First, via Emma Bull:
Oktapodi from Asım Varol on Vimeo.
I can’t wait to show that to my family when I get home.
Second, I just finished The Gift of Fear by Gavin de Becker. If you know the book already, you know why it’s great. If you don’t, you should definitely read it. Let me talk about something briefly, though.
Three days a week, I ride the bus to downtown for my day job. Part of the trip involves a fairly high bridge. Now, I have a thing about heights, so I sometimes sit on the right side of the bus so I will be right at the edge of the bridge (no sidewalk) looking down, hoping that I will get used to it and get over it. (There’s a name for that sort of therapy, but it escapes me for the moment and my google fu is weak today.)
Most days, though… no. I’m too tired, too stressed, too whatever. I tell myself I don’t have enough resources for that, so I ride on the left side, I close my eyes, I look up. Anything but look down while thinking of this picture.

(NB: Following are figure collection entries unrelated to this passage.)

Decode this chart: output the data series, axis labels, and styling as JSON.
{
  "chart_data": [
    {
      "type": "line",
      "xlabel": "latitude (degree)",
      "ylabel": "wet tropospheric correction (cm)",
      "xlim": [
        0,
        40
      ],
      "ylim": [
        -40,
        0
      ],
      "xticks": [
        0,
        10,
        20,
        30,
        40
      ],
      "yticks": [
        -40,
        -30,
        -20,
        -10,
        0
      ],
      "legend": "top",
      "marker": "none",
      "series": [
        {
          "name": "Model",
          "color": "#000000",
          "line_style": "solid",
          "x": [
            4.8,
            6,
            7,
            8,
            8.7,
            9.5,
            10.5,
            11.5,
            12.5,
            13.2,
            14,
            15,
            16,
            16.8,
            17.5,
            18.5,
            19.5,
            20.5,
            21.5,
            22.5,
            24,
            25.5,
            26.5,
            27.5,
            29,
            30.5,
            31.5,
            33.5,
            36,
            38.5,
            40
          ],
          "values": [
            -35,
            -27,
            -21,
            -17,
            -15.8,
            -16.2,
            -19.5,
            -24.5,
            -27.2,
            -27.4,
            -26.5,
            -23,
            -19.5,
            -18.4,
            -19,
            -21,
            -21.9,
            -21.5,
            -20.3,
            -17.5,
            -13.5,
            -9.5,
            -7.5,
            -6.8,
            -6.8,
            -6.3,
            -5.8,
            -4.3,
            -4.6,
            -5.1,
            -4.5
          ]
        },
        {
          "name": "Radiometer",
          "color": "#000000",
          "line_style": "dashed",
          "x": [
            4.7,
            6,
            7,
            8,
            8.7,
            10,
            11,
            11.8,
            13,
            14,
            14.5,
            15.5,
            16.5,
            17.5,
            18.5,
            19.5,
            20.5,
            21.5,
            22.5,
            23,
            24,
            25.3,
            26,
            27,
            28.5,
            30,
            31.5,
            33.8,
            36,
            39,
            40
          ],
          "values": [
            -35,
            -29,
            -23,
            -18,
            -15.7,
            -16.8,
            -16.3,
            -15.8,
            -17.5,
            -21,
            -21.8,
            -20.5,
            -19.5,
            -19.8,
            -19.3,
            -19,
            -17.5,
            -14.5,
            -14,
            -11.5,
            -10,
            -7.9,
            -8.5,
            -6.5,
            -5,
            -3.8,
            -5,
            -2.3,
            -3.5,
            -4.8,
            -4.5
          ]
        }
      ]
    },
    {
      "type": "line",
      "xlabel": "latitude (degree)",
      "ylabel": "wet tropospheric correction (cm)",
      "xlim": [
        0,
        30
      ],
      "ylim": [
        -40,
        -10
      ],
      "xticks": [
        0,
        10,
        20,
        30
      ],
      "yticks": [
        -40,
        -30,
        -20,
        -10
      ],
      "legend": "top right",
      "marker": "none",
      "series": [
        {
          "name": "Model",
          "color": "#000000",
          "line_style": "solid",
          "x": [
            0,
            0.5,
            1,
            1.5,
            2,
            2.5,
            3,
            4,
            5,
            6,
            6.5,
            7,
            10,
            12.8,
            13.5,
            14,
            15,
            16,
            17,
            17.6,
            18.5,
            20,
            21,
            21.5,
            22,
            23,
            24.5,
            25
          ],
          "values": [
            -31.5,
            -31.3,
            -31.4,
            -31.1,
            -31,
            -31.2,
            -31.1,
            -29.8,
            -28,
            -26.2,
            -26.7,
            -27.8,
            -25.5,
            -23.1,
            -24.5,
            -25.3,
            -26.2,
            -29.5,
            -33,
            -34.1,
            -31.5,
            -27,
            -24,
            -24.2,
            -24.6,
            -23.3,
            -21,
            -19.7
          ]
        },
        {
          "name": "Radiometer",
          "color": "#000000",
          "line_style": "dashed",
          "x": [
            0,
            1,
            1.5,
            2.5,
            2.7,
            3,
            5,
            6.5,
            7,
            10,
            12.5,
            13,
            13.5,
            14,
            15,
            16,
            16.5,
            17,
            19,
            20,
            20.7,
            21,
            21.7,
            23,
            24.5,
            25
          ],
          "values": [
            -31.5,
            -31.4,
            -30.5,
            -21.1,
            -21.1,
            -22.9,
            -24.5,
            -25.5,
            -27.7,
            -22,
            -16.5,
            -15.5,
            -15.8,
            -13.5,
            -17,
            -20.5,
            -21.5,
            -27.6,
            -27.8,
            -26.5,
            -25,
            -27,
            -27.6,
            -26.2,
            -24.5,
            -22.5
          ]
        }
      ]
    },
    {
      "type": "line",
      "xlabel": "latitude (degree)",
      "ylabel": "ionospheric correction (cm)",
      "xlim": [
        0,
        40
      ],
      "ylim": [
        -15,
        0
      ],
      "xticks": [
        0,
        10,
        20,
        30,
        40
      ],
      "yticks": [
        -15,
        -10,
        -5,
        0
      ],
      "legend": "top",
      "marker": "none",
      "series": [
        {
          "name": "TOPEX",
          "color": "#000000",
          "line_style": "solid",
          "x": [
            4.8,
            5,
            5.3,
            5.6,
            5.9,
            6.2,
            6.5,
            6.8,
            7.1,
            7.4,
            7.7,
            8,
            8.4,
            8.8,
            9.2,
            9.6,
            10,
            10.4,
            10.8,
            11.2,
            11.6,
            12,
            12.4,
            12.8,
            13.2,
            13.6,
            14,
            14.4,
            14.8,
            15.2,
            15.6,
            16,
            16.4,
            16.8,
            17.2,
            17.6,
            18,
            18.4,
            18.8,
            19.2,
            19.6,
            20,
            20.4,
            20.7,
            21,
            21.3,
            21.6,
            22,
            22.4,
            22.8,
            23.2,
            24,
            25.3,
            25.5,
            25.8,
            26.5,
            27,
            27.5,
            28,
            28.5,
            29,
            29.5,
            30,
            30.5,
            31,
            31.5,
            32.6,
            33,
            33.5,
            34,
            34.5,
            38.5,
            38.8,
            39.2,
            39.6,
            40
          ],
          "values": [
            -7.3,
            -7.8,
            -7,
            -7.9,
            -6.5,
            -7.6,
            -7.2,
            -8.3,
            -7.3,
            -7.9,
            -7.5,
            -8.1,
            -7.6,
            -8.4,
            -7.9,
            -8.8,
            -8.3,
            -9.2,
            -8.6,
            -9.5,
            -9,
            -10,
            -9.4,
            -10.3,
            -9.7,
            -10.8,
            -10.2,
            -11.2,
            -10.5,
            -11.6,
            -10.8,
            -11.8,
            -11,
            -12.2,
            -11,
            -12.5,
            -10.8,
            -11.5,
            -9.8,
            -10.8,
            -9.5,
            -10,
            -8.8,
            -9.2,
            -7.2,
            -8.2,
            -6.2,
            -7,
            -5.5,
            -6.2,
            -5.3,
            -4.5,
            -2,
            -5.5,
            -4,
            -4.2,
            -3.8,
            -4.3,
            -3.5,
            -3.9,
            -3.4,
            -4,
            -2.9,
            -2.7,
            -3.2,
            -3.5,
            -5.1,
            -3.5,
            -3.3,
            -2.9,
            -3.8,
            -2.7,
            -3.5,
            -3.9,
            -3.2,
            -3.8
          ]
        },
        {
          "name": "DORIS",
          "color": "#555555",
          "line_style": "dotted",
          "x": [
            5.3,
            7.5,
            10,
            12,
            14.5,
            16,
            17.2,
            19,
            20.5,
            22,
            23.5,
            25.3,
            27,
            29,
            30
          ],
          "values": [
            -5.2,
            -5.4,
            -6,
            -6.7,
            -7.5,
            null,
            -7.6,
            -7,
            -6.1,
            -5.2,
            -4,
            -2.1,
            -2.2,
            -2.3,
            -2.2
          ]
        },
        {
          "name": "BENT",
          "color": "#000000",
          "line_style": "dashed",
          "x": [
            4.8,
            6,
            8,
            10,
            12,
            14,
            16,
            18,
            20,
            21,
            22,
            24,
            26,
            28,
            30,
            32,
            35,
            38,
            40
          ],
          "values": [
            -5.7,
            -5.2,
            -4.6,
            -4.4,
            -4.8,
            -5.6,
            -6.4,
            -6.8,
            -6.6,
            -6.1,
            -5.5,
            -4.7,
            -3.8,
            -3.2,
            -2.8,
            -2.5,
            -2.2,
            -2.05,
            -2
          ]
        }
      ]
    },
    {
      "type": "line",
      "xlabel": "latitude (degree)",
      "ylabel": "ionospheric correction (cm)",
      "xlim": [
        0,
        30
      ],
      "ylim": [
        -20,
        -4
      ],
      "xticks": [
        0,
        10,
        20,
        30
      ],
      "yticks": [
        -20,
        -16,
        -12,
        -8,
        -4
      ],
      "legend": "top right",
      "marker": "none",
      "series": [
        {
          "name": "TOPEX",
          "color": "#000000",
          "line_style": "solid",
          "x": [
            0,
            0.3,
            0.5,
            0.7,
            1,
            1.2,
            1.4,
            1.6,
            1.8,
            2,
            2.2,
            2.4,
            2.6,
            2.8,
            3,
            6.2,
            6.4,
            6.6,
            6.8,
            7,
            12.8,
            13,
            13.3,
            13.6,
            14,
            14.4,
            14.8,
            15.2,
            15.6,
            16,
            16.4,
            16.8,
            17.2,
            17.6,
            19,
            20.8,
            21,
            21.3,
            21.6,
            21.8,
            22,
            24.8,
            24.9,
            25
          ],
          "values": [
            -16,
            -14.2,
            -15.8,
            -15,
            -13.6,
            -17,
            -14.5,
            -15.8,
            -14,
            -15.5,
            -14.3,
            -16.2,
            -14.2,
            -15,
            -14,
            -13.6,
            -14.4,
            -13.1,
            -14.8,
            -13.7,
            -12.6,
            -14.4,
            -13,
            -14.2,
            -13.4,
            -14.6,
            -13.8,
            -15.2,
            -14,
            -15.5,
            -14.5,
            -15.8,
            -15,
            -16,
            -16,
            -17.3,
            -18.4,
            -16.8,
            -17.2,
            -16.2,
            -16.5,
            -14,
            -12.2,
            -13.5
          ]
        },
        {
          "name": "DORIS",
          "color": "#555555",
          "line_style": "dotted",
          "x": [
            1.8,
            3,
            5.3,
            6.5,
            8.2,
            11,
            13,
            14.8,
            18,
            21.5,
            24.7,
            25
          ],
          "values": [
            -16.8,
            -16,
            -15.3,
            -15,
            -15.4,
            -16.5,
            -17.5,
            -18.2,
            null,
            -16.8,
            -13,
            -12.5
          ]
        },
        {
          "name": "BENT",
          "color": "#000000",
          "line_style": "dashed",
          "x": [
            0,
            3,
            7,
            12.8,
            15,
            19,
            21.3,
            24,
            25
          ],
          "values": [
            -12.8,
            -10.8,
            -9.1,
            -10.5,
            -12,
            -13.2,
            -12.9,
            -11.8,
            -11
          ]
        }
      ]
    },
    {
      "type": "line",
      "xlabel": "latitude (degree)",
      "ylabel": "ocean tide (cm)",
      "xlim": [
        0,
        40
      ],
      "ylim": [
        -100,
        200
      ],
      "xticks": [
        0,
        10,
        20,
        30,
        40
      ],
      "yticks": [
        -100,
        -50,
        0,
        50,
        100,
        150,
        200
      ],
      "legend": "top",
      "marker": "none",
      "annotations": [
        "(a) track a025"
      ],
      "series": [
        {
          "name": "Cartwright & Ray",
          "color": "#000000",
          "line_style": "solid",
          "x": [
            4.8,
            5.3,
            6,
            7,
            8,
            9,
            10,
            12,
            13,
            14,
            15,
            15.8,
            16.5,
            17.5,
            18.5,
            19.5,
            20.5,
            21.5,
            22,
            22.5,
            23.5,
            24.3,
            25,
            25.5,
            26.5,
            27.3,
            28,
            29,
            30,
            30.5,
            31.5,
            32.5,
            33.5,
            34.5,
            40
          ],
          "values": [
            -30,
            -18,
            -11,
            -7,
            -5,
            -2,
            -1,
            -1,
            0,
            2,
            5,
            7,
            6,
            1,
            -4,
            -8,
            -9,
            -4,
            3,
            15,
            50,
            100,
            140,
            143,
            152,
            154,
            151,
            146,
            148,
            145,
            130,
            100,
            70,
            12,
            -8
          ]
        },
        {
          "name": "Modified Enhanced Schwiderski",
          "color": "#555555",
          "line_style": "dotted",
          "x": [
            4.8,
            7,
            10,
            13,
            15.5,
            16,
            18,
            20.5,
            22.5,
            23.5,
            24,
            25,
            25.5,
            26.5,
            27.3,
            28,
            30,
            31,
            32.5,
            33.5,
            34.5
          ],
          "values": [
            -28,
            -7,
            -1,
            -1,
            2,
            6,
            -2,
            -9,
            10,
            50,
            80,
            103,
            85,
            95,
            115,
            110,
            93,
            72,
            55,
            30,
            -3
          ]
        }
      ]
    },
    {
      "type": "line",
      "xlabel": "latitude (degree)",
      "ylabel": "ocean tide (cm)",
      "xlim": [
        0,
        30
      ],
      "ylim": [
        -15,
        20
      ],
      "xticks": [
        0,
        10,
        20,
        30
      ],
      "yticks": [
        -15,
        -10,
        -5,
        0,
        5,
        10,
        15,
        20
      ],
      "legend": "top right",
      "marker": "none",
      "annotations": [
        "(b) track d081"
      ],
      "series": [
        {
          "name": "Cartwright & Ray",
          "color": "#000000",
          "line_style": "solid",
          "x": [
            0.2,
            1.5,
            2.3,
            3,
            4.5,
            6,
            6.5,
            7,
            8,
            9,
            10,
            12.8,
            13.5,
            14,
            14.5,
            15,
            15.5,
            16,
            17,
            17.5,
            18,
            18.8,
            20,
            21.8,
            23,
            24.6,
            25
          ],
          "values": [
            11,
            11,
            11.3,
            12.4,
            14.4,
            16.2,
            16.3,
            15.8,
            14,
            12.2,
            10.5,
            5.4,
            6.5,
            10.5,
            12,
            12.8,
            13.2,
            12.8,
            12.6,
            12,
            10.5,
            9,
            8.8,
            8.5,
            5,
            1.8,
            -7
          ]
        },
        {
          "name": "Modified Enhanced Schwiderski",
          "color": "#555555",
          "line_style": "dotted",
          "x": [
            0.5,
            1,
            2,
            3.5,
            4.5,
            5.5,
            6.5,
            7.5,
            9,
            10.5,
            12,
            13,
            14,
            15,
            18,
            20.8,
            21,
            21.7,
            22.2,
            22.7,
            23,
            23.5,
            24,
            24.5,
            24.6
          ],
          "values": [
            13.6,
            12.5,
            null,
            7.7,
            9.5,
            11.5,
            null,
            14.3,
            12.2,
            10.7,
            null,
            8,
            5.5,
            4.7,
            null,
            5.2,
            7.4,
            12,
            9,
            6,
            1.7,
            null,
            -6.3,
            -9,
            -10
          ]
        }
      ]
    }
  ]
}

But yesterday, I took the window seat. And by chance, I happened to read one of the final chapters in the book, about the difference between real fear and worry (a minor part of the book, really). And what Mr. de Becker said made so much sense to me that I closed the book in my lap and sat looking out the window during the bridge part of the trip.
Yeah, there was a little tingle of worry, but I have never felt such calm at the edge of a high place in my whole life.
I’ve been talking a bit here and there around the web about self-imposed limits, but this is a biggie. I’ve always been a worrier, but now I’m wondering if I’ve let my stress levels push me into self-indulgence. Fears are there to be conquered, right?